= General Practice Administration System for Scotland =

Medical software

GPASS, General Practice Administration System for Scotland, is a clinical record and practice administration software package that was previously in widespread by Scottish general medical practitioners. It launched in 1984 and became dominant in the market while still being in public ownership, but a loss of confidence in it led to other systems being adopted and it had been largely been replaced by 2012.

==History==
GPASS was established in 1984, building upon software originally developed by Dr David Ferguson, a general practitioner (GP) in Glasgow and software developer. Since 1984, there was financial support from the Scottish Home and Health Department, later from the Scottish Government. Development and support was via NHS NHS National Services Scotland, GPASS based at Seaforth House in Paisley, before moving to the Cirrus building near Glasgow Airport.

GPASS, whose software was free to GPs in Scotland, was initially used administrative functions, and later used during consultations too. Since 1988 data on morbidity and repeat prescribing was extracted from the systems. By 1993 around 77% of practices were using GPASS. A decade later it was still widely used with 800 Scottish general medical practices (around 80% of the primary care doctors in the county) using it as a clinical record and practice administration software. In 2005, with a new deal around system choice having been reached for Scottish GPs, a new version GPASS Clinical was in active development, although wasn't being rolled out at a pace that users were satisfied with. Many of its supporters though cite its public ownership as a positivum.

In January 2006 details of a software problem emerged, where text had been truncated in some instances.

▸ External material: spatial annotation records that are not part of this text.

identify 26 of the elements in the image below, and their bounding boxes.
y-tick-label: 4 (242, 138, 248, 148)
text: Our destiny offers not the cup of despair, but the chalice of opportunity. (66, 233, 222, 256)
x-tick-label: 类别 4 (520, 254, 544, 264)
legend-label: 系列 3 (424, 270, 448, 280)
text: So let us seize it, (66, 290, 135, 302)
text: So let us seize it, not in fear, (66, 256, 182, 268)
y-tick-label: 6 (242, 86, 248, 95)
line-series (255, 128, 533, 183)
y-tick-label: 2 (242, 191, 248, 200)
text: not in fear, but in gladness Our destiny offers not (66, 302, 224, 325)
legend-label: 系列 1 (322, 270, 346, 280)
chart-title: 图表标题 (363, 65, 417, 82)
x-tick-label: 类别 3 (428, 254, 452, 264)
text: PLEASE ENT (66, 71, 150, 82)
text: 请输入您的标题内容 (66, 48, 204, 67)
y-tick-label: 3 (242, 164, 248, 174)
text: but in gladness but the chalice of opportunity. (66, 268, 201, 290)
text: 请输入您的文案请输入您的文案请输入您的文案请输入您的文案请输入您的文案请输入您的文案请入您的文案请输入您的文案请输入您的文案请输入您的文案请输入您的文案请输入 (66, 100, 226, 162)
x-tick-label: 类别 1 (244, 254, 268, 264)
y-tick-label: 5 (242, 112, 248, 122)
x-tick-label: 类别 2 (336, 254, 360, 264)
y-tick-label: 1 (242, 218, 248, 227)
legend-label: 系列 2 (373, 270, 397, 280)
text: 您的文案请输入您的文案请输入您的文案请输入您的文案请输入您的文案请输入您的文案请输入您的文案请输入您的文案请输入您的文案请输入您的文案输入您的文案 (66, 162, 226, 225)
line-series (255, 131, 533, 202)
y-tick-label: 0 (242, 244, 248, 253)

In Spring 2006 a decision was reached by the Scottish GP representatives (the British Medical Association's Scottish LMC conference) to call for immediate abandonment of any further development of the software, claiming that it was hopelessly out of date and "not fit for purpose". The Scottish Executive dismissed in a report to parliament some of these complaints as secondary to inadequate hardware rather than inherent problems within the software.

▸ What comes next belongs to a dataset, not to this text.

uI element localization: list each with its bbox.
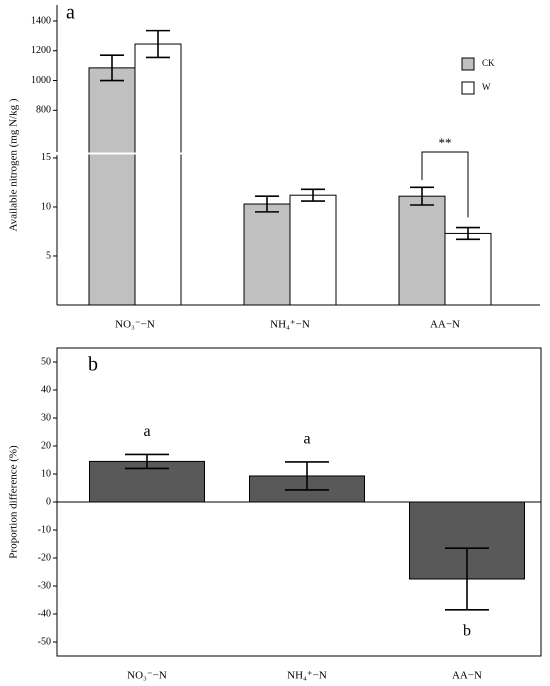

In November 2006 a report to the Scottish Executive from Deloitte on General Practice Information Technology Options recommended a move to commercial alternatives. However, the report noted that currently available commercial systems were no more suitable for purpose than GPASS. Further, it was noted that no single supplier of clinical database systems is likely to be able to meet the requirements of the Scottish Executive as at the time of the report's publication.

In 2008, with 60% of Scotland's GP practices still using GPASS, a national procurement was announced as part of a managed transition off the platform. Procurement began in July 2009. The planned date for retiral of the GPASS service was March 2012. By August 2012 all GP practices had migrated to either INPS Vision or EMIS PCS.